Students at the prestigious Indian Institute of Technology (IIT) here have produced what could be a cheaper and more effective solution for neutralizing the toxic effect of a snake venom.

Snakebite has been a neglected disease for decades until the World Health Organization (WHO) included it in the list of tropical neglected diseases in 2009. (Reuters)

Students at the prestigious Indian Institute of Technology (IIT) here have produced what could be a cheaper and more effective solution for neutralizing the toxic effect of a snake venom.
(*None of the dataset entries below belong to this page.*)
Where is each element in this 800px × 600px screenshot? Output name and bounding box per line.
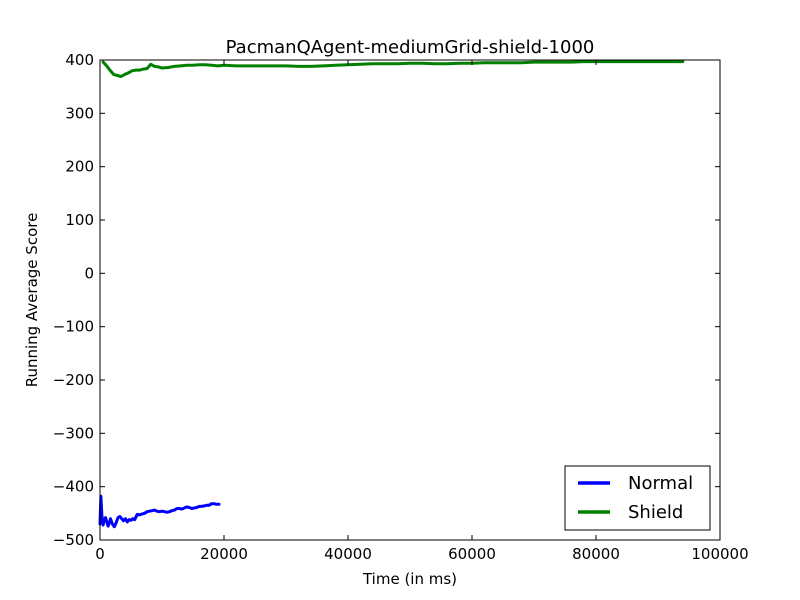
y-tick-label: 200 xyxy=(65,158,94,176)
y-tick-label: 0 xyxy=(84,264,94,282)
chart-title: PacmanQAgent-mediumGrid-shield-1000 xyxy=(226,37,595,58)
x-tick-label: 40000 xyxy=(324,545,372,563)
y-axis-ticks: −500 −400 −300 −200 −100 0 100 200 300 400 xyxy=(53,51,720,549)
x-axis-title: Time (in ms) xyxy=(362,570,457,588)
x-tick-label: 20000 xyxy=(200,545,248,563)
x-axis-ticks: 0 20000 40000 60000 80000 100000 xyxy=(95,60,749,563)
y-tick-label: 300 xyxy=(65,104,94,122)
x-tick-label: 80000 xyxy=(572,545,620,563)
y-tick-label: 100 xyxy=(65,211,94,229)
y-tick-label: −400 xyxy=(53,478,94,496)
plot-lines xyxy=(98,60,685,529)
legend-frame xyxy=(564,465,711,531)
plot-area-frame xyxy=(99,59,721,541)
series-line-normal xyxy=(98,494,221,529)
series-line-shield xyxy=(101,60,685,78)
legend-label-normal: Normal xyxy=(628,473,693,494)
y-tick-label: −100 xyxy=(53,318,94,336)
y-tick-label: −500 xyxy=(53,531,94,549)
legend-label-shield: Shield xyxy=(628,502,683,523)
y-tick-label: 400 xyxy=(65,51,94,69)
x-tick-label: 60000 xyxy=(448,545,496,563)
legend: Normal Shield xyxy=(564,465,711,531)
y-axis-title: Running Average Score xyxy=(23,213,41,388)
x-tick-label: 100000 xyxy=(691,545,748,563)
y-tick-label: −200 xyxy=(53,371,94,389)
x-tick-label: 0 xyxy=(95,545,105,563)
y-tick-label: −300 xyxy=(53,424,94,442)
The research has been done in collaboration with San Jose University, US. “Purification of peptides offers unique challenges with respect to obtaining the desired process yield and selectivity.
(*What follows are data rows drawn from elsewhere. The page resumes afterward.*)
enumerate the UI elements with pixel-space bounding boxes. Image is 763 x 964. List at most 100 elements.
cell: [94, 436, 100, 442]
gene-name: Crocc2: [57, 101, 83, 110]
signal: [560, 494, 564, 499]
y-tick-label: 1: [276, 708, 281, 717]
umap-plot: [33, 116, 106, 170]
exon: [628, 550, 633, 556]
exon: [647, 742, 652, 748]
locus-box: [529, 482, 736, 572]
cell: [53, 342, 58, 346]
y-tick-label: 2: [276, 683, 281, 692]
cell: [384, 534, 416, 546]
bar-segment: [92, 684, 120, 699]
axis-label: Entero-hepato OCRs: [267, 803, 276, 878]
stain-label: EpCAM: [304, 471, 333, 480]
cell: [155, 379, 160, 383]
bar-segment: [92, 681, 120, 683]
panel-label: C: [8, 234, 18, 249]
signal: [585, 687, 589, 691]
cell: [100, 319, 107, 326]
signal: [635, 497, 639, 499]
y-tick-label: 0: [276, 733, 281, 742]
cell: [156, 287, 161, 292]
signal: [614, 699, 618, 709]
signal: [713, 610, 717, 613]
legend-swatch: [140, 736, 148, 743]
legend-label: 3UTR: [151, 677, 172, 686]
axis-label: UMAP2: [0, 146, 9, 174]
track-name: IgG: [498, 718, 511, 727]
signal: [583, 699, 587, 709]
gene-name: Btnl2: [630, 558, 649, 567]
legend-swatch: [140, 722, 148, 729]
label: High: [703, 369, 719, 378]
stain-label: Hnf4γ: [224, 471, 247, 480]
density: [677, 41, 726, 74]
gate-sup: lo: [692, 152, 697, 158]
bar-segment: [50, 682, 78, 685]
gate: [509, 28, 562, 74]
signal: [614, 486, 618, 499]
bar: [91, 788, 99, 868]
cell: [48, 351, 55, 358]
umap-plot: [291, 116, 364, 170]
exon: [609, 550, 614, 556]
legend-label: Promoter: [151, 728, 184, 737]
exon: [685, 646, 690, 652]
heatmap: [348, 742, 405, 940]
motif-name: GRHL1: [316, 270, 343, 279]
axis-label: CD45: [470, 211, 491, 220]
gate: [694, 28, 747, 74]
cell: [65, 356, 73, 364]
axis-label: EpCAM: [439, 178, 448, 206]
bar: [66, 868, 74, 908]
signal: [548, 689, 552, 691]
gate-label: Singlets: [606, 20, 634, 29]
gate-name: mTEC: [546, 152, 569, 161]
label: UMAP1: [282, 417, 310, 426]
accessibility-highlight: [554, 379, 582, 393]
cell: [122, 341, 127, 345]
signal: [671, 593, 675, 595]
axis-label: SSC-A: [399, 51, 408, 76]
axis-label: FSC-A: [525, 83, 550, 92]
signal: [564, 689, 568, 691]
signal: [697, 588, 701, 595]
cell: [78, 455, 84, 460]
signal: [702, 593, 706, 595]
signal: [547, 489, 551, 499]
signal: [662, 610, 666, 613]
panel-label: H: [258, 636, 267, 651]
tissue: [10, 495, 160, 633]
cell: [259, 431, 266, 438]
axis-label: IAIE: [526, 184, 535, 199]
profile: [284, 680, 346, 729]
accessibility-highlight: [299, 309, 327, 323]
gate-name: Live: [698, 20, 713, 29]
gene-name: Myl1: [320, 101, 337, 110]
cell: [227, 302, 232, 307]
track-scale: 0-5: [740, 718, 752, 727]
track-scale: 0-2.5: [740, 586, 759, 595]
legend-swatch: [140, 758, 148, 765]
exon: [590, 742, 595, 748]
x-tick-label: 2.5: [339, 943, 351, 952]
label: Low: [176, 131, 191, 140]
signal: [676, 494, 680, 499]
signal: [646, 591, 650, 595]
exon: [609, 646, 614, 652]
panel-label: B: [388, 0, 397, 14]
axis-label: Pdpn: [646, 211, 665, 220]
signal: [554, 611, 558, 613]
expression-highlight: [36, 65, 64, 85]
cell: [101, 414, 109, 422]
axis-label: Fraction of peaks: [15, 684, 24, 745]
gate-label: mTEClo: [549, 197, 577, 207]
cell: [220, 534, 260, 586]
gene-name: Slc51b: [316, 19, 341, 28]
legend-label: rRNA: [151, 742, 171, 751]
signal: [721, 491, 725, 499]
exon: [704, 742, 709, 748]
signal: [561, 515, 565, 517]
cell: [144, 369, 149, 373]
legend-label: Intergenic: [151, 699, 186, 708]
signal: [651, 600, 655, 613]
Lethal Toxin-Neutralizing Factor (LTNF) is a peptide that is known to neutralize snake venom. A process for producing highly purified recombinant LTNF has been developed,” said Anurag Rathore, one of the researchers. Snakebite has been a neglected disease for decades until the World Health Organization (WHO) included it in the list of tropical neglected diseases in 2009.

Researchers at IIT Delhi have developed a process to manufacture LTNF using recombinant DNA technology and has filed for a patent for the same. The product has shown efficacy against rattlesnake and viper venoms and is undergoing further testing.

If successful, LTNF based therapy will offer a more cost-effective as well as stable substitute for currently available anti-venoms against snakebite.

“Snakebite can cause tissue necrosis, severe haemorrhaging, paralysis, heart failure, and other significant effects depending on the type of snake and severity of the bite. The estimated number of snake bites around the world is as high as 1.84 resulting in death of more than 1 million people every year. More than a lakh die every year in India,” he said.

“There was a dire need for designing a process for manufacturing anti-venom that is cheaper and more effective. Current anti-venoms are produced in livestock, and the resulting anti-venom products can cause allergenic reactions in patients,” he added.